Heron, too, said that the man he saw wore a hat and was respectably dressed, which conflicts with descriptions of the murderer.
Neither man had any outstanding physical characteristics, according to Heron. He admitted he didn’t see Sacco to identify him until six weeks later.
After Police Chief Stewart of Bridgewater and State Policeman Brouillard had lined up Heron as a witness for the prosecution, the defense sent an investigator, Robert Reid, to interrogate Heron. He refused to give the defense any information. When asked in cross-examination why he refused to talk to Reid he gave a curious answer for a man who had been a police officer six years.
“Because I didn’t want to be brought into it.”

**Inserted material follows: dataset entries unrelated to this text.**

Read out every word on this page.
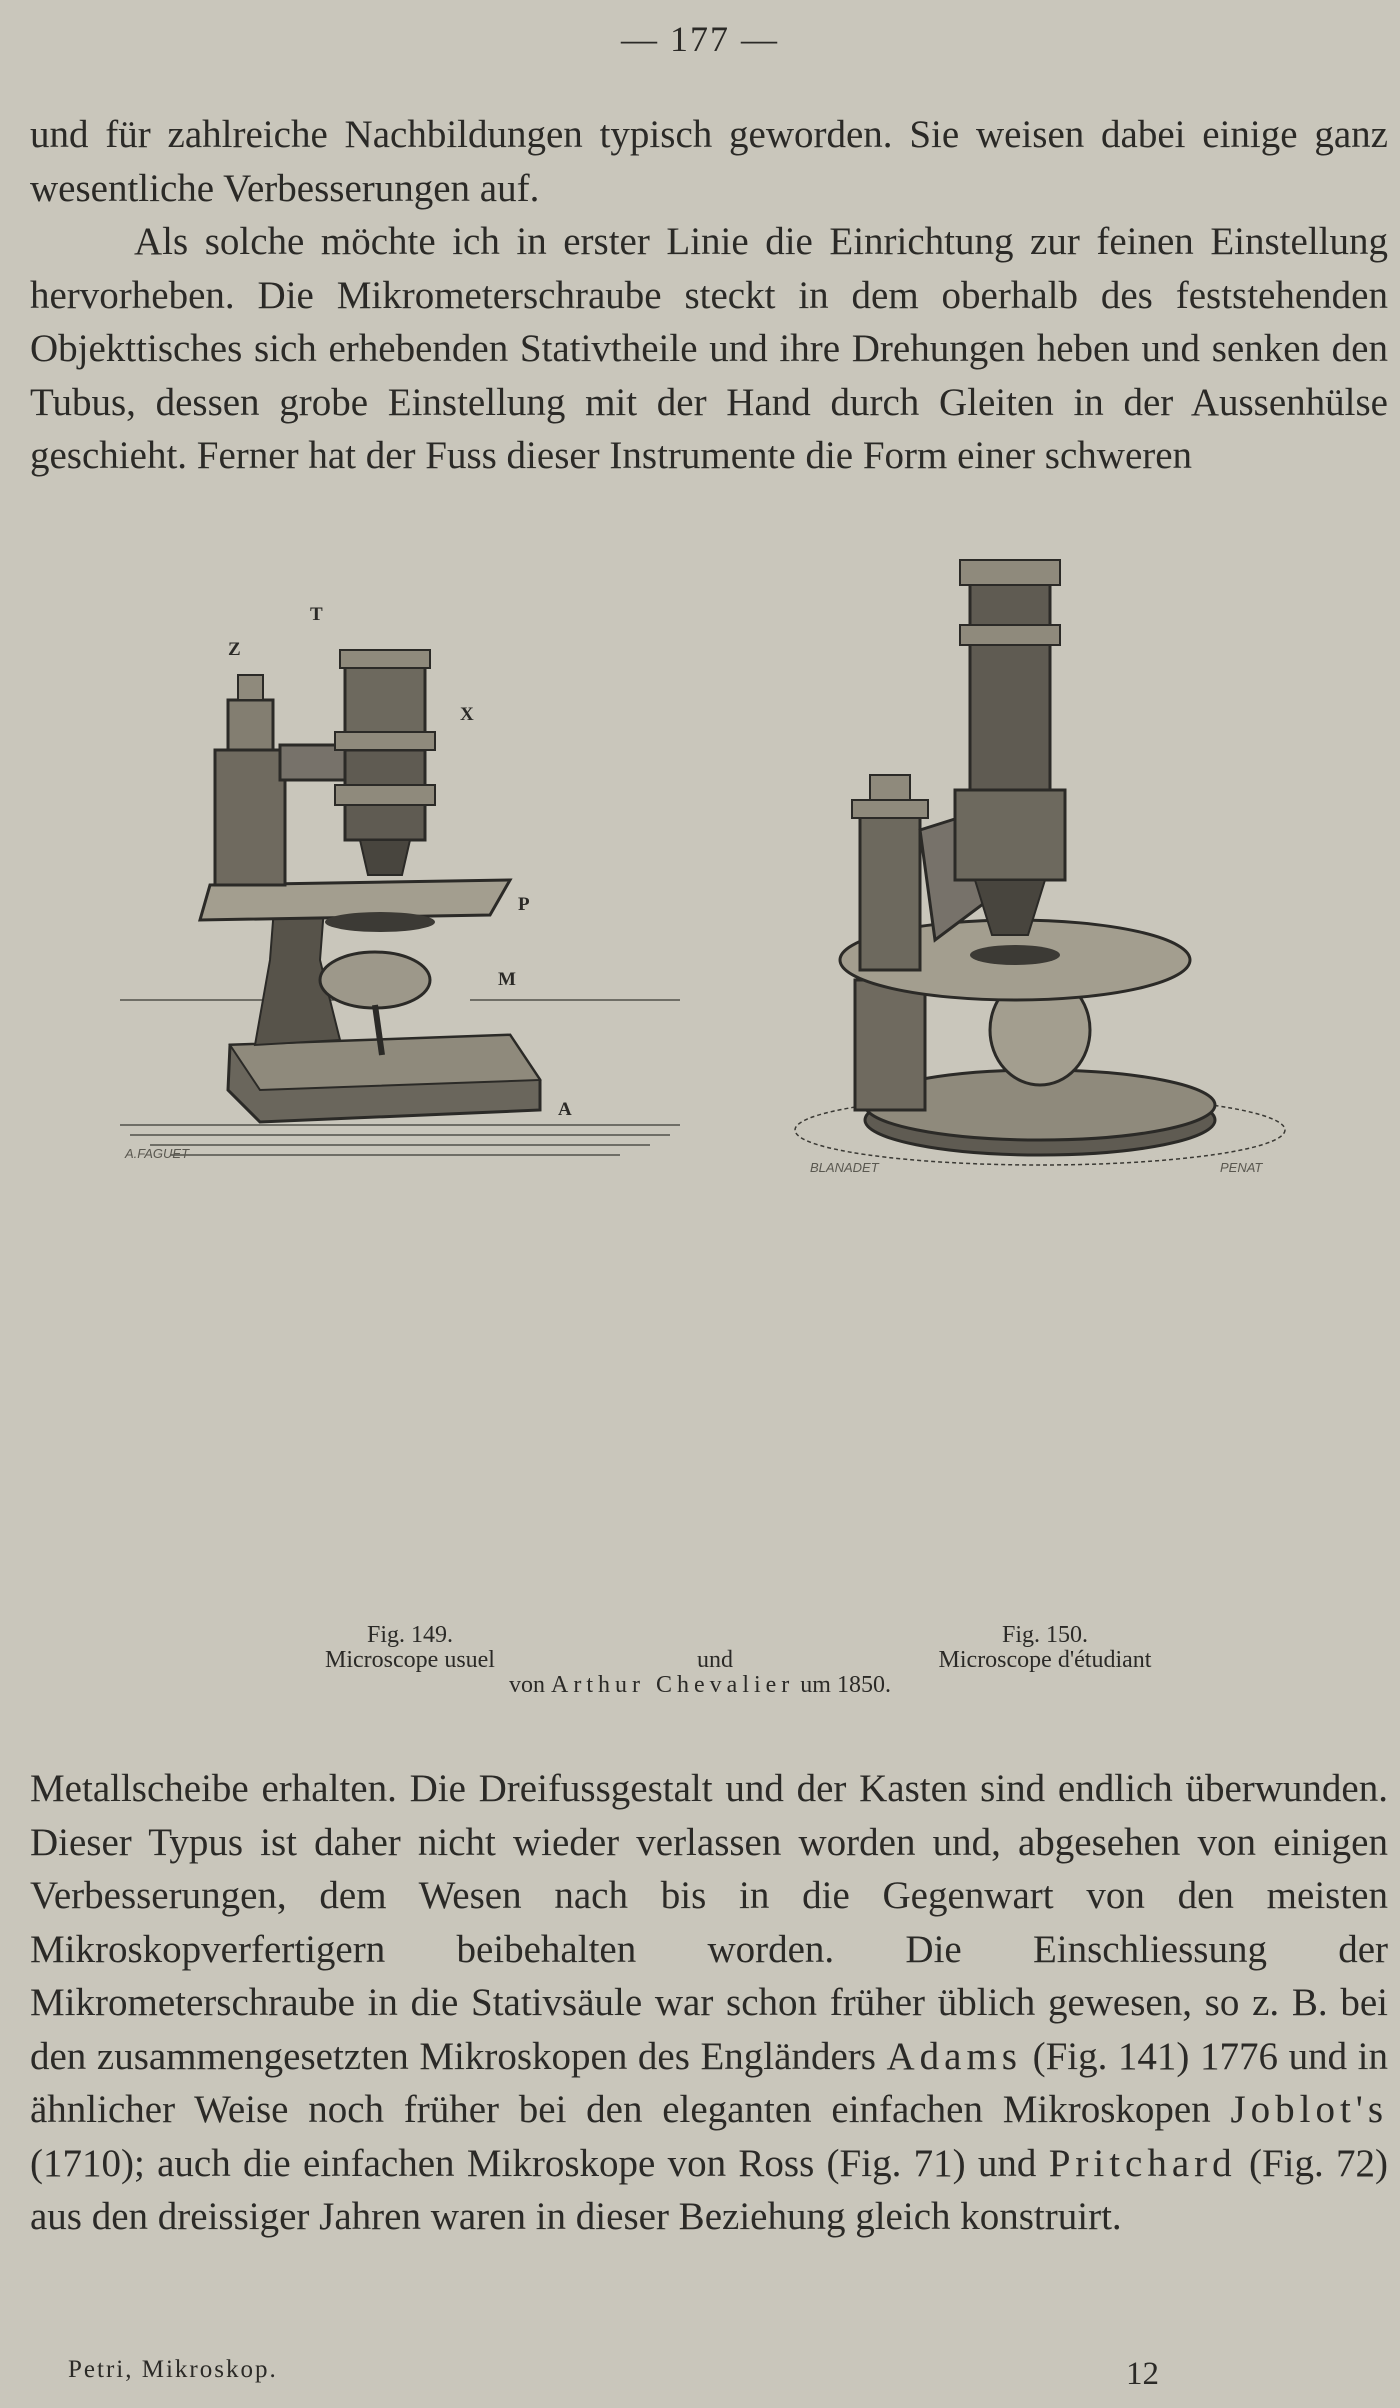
— 177 —

und für zahlreiche Nachbildungen typisch geworden. Sie weisen dabei einige ganz wesentliche Verbesserungen auf.

Als solche möchte ich in erster Linie die Einrichtung zur feinen Einstellung hervorheben. Die Mikrometerschraube steckt in dem oberhalb des feststehenden Objekttisches sich erhebenden Stativtheile und ihre Drehungen heben und senken den Tubus, dessen grobe Einstellung mit der Hand durch Gleiten in der Aussenhülse geschieht. Ferner hat der Fuss dieser Instrumente die Form einer schweren

T
Z
X
P
M
A
A.FAGUET
BLANADET	PENAT
Fig. 149.	Fig. 150.
Microscope usuel	und	Microscope d'étudiant
von Arthur Chevalier um 1850.

Metallscheibe erhalten. Die Dreifussgestalt und der Kasten sind endlich überwunden. Dieser Typus ist daher nicht wieder verlassen worden und, abgesehen von einigen Verbesserungen, dem Wesen nach bis in die Gegenwart von den meisten Mikroskopverfertigern beibehalten worden. Die Einschliessung der Mikrometerschraube in die Stativsäule war schon früher üblich gewesen, so z. B. bei den zusammengesetzten Mikroskopen des Engländers Adams (Fig. 141) 1776 und in ähnlicher Weise noch früher bei den eleganten einfachen Mikroskopen Joblot's (1710); auch die einfachen Mikroskope von Ross (Fig. 71) und Pritchard (Fig. 72) aus den dreissiger Jahren waren in dieser Beziehung gleich konstruirt.

Petri, Mikroskop.	12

This man’s testimony was attacked by the defense from the same angle that Tracy’s story was attacked. Defense counsel asked: Is it reasonable to suppose that Sacco, if intending to rob and kill three hours later in that town where he had worked, would have lingered in places where many persons would have opportunity to observe him?
Mrs. Lola Andrews, a lady of miscellaneous avocations, attested that on the morning of the crime-date she and Mrs. Julia Campbell went from Quincy to South Braintree to seek work in the shoe factories. They arrived between 11:00 and 11:30. Mrs. Andrews said that she saw an automobile in front of the Slater and Morrill plant, and a man working around the hood.
When they came out of the Slater factory, this man was under the car fixing something. She called him from beneath the car, she asserted, and asked him how to get into the Rice and Hutchins’ factory. She identified this man as Sacco.
But at that moment, according to her own statements, another man was standing near that automobile—a light-complexioned emaciated Swedish-looking man. Mrs. Andrews’ testimony does not explain why she addressed her inquiry to the man under the automobile instead of asking the man standing near.
While Mrs. Andrews was being cross-examined by Defense Attorney Moore, and when he was showing her some photographs she fainted, and was carried out. Prosecutor Katzmann left the room, returned, scanned the faces of the audience, then conferred in whispers with the court. Judge Thayer ordered the courtroom doors closed, and various spectators were searched.